The Auditor-General will provide an independent review of the management of personal protective equipment, or PPE.
The review will cover how the Ministry of Health manages stock, ensures an adequate supply, and distributes the gear.
The Office of the Auditor-General (OAG) said it would not physically inspect stock levels because staff could not visit storage locations in the current environment.
The review would not cover the Ministry's clinical guidance on PPE use, but would look at the controls over procurement, distribution to district health boards and other health services, and controls over stock levels.
"We will report on how the Ministry is responding to challenges and recommend improvements where appropriate," a statement from OAG said.
It expected to take four weeks to complete the review and would report publicly on the findings.
OAG declined RNZ's request for an interview.
Its statement said: "The Ministry has needed to move quickly to address the current needs".
"In particular, it has needed to set up new approaches to national reserves and stock levels, ordering, freight management, distribution, and advice on the appropriate use of PPE.
"The Ministry's priority is dealing with the Covid-19 situation and our work will be designed to minimise any disruption and use of Ministry staff's time."
The union that represents residential aged care workers, E tū, praised the announcement.
E tū national secretary Bill Newson said anything that could be done to improve the provision of PPE was very good.
"It's all very well to have a policy and plan and have the best intentions, but we need the appropriate PPE gear to be available.
"You hesitate to talk about victories in a difficult and tragic situation, but [this review] is a very good thing for working people."
The union has been putting pressure on the Ministry since last month, saying those in care workers roles needed good access to PPE.
"It's been an issue all along - the gap between intention and declared policy and what working people can actually get their hands on on the day.
Newson said the pressure on PPE supplies would become more acute with the transition back to level 3 this coming Monday night.
"Over the last few weeks it's been an issue for essential workers but that issue is going to broaden out. More people are going to need it, so I think it'll be a bigger issue."
"We've got that date after Anzac Day when people have got to be back at work. It's got to be Covid-safe work. PPE's a big part of that."
Others on the frontline welcomed the review, but were nervous the shift to level 3 next week would place more pressure on the stretched supplies.
The nurse's union said that in the fourth week of lockdown, access to PPE was still a concern for some healthcare workers.
New Zealand Nurse's Organisation kaiwhakahaere Kerri Nuku said it was a shame healthcare workers had to wait so long for it to begin.
"Every time we've raised issue where there's been shortages we've seen an immediate response from the district health boards to fix the problem and that's been great, but it's not okay that we either have to go to media or raise these problems before the tension is addressed."
Nuku said the NZNO expected there to be spikes in transmission once people started moving about more.
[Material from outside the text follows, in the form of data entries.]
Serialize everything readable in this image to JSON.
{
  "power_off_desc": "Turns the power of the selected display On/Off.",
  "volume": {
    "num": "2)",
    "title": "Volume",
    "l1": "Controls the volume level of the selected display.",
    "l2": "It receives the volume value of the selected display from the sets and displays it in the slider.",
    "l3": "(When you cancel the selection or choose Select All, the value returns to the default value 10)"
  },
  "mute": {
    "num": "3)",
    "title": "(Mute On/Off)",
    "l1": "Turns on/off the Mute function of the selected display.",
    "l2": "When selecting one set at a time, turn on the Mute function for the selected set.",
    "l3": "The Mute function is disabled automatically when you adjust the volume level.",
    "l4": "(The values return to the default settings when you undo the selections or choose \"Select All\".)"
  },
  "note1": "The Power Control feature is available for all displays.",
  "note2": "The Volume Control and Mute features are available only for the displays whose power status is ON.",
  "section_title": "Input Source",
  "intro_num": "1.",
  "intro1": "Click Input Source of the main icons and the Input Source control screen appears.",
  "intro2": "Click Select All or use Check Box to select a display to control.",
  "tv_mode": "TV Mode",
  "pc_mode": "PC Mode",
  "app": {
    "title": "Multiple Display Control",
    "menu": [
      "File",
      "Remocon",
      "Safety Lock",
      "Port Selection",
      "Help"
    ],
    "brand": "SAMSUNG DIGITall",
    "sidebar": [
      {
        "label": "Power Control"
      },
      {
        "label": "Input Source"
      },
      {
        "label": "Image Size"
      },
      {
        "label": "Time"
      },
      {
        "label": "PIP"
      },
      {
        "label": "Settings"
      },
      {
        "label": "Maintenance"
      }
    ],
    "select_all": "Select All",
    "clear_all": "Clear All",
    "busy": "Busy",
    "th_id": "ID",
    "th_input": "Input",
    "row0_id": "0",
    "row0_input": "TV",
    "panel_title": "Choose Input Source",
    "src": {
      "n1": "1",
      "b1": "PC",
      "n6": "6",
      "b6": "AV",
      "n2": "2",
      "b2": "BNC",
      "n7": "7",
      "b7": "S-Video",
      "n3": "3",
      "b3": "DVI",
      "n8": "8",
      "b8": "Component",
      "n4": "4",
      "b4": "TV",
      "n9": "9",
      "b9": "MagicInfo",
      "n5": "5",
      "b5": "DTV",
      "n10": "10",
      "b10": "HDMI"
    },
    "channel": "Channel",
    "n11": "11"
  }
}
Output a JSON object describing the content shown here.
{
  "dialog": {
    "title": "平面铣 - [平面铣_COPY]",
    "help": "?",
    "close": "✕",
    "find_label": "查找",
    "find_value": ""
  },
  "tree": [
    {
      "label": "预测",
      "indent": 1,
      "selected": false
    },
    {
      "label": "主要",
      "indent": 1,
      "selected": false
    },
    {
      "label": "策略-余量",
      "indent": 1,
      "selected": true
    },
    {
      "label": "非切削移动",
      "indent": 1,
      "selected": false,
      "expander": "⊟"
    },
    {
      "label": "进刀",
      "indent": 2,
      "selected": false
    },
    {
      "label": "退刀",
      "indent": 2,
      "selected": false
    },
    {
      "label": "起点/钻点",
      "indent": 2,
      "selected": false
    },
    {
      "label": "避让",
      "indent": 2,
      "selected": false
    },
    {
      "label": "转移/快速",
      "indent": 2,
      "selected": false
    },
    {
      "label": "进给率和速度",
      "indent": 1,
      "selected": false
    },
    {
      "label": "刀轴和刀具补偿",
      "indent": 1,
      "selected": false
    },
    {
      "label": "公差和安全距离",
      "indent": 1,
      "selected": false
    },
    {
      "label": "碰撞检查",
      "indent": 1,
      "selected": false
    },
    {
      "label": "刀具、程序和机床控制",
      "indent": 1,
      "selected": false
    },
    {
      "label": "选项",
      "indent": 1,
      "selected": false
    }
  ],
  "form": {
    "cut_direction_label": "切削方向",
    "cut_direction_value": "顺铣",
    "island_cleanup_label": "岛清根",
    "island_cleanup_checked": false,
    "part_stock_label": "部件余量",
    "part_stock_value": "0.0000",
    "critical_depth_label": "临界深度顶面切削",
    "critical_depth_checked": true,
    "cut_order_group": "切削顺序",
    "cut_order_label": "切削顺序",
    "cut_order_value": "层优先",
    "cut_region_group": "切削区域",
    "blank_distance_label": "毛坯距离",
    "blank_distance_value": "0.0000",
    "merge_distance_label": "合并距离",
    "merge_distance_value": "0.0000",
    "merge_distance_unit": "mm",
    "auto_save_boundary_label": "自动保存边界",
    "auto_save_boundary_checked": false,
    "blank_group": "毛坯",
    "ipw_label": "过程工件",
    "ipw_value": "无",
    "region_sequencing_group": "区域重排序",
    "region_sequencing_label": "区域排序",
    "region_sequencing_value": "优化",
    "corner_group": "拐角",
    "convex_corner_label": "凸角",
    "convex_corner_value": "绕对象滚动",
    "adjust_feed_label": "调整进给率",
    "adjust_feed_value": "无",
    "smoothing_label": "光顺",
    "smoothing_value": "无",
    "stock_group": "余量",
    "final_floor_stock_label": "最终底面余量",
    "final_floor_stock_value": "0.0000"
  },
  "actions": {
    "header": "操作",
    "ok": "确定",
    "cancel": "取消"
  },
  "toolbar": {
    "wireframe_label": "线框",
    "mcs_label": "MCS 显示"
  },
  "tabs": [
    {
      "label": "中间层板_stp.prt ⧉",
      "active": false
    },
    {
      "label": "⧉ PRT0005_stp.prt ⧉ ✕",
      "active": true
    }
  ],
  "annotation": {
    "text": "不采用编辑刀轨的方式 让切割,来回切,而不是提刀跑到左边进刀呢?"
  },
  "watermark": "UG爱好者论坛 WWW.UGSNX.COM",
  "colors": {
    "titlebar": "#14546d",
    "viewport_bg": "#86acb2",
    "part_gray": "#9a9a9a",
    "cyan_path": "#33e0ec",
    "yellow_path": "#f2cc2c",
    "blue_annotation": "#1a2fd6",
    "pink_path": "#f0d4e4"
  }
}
"Once we start to increase the bubbles, the likelihood of transmission may increase, and that's where PPE becomes really critical to ensure we have that steady supply of stock as we need it."
She said the NZNO had been vocal about PPE supply for a month as it did not want to see nurses in New Zealand face the major shortage issues that had been seen in places like the US.
"We would certainly like to hope that if there's a future pandemic that we're not in the same place as nurses or healthcare professionals asking for access to PPE gear."